The next stage of the walk was relatively easy, the sun was going down so it was cooling, the terrain was solid and flat. We walked through the two towns (Cosninhua and Malata) and we arrived at the final descent around 4pm. From here we could see Sangalle, a beautiful oasis in the canyon. It took around 45 minutes for us to get down. When we got there we sorted our private accommodation and both collapsed onto the bed. 





After a 5 minute rest we popped on our swimmers and had a dip in the natural swimming pool in the oasis, made from the canyons river water! It was so nice to stretch out our legs freely against some cold water! 





Dinner was served at 7pm, soup and spaghetti! Lots of carbs. They put the copa america semi final on the TV, Brazil vs Argentina, but we were so exhausted after out 9 hour day (and my watch tracked us as walking 30km, down 1000m, back up 500m, then back down 500m!) that we retired to our beds and fell asleep instantly! 

























Day 78 - Colca Canyon 2





Our 5am alarm woke us, our bodies hadn't moved an inch since our heads hit the pillow last night. A great night's sleep! We got up and ready, our plan was to leave at 6am when it was starting to get light. Today's trek was a steep 1000m climb straight out of the canyon and to Cabaconde, where we were going to have breakfast and catch the 1130am bus back to Arequipa. We'd been told the climb would take around 3 / 3.5 hours but that it was really steep and altitude sickness really came into play (even though we were at the bottom of the second deepest canyon in the world we were still around 2160m above sea level, the climb would take us up to around 3296m above sea level). 
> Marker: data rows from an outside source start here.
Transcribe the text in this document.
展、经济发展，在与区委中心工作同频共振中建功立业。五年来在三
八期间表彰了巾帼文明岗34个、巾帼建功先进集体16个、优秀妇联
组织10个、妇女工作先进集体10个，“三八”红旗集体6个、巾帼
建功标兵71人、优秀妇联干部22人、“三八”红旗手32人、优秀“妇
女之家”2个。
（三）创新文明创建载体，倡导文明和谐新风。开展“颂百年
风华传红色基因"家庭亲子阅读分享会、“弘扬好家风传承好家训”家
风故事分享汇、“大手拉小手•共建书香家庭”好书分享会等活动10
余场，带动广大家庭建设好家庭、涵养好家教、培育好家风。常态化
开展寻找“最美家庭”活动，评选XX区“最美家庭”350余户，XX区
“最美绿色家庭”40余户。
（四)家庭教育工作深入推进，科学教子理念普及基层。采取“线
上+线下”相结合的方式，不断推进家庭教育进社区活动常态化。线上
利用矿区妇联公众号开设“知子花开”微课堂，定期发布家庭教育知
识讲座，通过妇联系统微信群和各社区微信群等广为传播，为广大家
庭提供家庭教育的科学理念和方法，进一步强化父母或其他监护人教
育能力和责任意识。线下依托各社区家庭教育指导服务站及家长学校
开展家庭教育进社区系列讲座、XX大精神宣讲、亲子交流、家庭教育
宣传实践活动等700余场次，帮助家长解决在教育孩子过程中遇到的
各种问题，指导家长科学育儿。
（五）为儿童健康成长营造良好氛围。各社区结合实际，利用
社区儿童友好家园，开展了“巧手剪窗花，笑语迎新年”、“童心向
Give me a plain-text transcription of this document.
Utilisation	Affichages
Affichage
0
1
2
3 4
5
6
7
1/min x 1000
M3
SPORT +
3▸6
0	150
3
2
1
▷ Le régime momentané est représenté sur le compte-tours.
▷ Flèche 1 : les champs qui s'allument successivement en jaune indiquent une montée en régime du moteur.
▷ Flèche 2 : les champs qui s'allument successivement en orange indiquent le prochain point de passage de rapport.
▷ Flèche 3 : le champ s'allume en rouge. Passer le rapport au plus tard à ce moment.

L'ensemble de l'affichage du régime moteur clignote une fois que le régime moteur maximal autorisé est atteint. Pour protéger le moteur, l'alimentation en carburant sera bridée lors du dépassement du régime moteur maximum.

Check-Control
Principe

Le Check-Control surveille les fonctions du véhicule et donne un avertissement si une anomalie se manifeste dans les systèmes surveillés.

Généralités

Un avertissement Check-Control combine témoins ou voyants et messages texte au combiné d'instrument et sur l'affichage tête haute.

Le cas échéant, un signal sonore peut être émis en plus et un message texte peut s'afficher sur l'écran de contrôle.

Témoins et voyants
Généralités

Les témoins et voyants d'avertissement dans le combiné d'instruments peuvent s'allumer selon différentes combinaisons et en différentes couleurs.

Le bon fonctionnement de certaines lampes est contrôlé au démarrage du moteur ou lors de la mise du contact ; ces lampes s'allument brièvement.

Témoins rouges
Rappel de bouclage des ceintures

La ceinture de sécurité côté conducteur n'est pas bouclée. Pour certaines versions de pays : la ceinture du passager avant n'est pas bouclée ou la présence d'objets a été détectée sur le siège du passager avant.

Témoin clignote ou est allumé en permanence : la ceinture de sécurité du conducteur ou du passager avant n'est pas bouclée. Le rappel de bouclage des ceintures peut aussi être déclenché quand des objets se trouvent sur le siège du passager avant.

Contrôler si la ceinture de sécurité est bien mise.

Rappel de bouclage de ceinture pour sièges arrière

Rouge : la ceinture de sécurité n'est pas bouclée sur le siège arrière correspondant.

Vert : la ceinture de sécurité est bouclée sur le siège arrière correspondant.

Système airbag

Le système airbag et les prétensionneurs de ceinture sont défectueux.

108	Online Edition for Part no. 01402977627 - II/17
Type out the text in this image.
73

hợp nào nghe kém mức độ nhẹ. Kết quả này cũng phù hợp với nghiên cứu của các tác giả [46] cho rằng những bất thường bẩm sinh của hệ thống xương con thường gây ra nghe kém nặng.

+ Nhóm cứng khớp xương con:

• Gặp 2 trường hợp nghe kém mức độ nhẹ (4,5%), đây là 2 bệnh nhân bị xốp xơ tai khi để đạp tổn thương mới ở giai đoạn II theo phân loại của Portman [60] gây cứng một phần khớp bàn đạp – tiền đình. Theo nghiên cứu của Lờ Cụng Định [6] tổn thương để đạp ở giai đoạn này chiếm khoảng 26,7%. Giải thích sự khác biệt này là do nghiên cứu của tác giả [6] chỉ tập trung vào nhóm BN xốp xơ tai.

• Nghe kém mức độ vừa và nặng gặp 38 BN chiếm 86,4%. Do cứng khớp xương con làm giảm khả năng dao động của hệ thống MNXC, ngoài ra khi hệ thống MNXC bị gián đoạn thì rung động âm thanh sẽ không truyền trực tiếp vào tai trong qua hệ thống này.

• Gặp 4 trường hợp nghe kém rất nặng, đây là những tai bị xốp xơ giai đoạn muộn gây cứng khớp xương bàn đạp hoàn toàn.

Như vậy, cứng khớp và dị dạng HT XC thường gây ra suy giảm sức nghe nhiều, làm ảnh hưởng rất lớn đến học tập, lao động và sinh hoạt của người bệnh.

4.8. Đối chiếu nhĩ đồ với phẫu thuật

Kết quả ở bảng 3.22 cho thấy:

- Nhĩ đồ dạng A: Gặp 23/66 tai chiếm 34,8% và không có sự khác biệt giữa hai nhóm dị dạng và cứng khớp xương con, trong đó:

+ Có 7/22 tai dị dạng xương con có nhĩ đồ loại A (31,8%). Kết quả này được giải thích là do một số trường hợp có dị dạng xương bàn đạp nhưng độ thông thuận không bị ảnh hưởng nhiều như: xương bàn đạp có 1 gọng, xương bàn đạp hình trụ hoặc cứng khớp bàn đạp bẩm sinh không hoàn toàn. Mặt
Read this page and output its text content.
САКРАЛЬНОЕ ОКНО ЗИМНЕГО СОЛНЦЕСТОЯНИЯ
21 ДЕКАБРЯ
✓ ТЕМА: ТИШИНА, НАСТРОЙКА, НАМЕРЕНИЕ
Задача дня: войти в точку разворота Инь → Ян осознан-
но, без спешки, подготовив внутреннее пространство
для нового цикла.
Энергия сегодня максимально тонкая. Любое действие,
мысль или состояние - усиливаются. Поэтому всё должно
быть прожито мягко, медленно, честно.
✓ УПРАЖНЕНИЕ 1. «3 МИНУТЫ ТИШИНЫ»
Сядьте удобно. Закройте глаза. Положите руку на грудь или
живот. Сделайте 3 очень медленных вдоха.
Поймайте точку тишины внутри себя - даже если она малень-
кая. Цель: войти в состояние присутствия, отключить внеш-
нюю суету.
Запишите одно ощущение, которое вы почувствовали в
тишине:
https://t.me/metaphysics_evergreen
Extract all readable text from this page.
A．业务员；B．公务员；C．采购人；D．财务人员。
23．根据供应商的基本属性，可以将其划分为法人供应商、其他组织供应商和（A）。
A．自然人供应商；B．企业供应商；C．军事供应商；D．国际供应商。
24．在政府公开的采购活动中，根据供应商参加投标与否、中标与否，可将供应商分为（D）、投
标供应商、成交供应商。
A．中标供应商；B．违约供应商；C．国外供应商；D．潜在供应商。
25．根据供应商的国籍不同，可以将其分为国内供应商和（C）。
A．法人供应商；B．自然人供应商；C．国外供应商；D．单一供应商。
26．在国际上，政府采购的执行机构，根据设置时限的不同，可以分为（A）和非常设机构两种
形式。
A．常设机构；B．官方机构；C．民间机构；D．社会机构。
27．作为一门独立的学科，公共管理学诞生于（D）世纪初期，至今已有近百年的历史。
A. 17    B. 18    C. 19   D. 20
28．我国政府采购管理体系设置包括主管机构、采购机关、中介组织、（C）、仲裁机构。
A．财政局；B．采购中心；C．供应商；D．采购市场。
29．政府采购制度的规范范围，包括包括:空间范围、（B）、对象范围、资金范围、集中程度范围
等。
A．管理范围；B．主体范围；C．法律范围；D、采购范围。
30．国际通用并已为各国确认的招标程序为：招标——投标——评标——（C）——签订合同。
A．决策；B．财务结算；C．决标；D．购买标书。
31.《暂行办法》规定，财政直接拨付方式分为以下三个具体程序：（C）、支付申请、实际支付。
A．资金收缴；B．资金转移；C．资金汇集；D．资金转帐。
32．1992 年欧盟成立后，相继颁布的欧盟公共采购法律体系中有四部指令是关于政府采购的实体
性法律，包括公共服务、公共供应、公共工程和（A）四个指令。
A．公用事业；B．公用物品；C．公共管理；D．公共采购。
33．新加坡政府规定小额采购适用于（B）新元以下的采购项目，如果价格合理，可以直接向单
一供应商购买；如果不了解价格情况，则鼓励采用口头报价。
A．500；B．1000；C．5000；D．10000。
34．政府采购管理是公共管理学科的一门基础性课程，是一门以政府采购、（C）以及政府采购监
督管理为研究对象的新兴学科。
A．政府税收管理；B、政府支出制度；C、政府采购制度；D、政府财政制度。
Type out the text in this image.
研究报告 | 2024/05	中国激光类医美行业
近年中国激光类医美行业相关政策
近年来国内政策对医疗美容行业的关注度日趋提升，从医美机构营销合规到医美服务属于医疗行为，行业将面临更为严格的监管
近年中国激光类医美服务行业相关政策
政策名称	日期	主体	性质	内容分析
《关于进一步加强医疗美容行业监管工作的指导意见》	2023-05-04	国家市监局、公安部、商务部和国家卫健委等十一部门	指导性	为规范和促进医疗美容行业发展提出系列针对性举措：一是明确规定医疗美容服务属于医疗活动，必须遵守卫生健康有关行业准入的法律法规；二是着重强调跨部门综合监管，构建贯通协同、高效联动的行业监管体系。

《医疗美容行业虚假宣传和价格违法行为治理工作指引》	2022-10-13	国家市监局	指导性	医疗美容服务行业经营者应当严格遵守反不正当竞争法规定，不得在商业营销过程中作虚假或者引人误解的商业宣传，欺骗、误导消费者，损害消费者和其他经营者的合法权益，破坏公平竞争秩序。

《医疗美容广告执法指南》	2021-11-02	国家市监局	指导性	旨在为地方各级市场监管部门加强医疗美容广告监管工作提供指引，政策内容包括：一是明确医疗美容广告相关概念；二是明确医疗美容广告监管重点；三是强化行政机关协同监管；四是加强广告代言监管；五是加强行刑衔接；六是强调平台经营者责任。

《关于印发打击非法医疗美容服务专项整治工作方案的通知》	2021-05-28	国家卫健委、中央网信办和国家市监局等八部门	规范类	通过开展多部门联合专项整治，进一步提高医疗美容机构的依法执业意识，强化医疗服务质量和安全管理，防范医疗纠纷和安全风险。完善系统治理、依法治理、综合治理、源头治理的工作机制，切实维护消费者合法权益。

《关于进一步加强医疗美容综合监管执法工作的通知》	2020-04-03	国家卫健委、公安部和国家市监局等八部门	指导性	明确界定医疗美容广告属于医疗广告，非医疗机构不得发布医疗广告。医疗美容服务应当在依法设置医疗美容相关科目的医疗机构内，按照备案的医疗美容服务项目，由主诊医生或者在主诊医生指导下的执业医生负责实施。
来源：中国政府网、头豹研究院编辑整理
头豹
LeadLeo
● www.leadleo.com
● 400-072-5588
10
It turned out not to be that challenging, again we took out time, regular breaks, taking lots of photos and drinking lots of water. Luckily most of the walk was in shade so it was a lovely cool temperature to walk in, nothing like the blazing heat of yesterday. We got to the top of the canyon in around 3.5 hours, then there was another 30 minutes walk to the town. We found the bus station, bought our tickets then headed to a restaurant for breakfast and a morning beer. I've decided a 10:30am beer is acceptable after you've climbed in and out of the world's second biggest canyon (and at Christmas). The restaurant also knew exactly what food we wanted, both our portions were piled high, lots of carbs! 





A stiff walk back to the bus station and then a 6 hour bus ride back to Arequipa, where we jumped into a taxi back to our hostel, had a quick shower and packed up our bags, then a taxi back to the bus station in preparation for our overnight bus to Cusco! Whilst in the bus station the Peru vs Chile semi final was on TV, which we watched until we had to depart (with Peru winning 3-0!).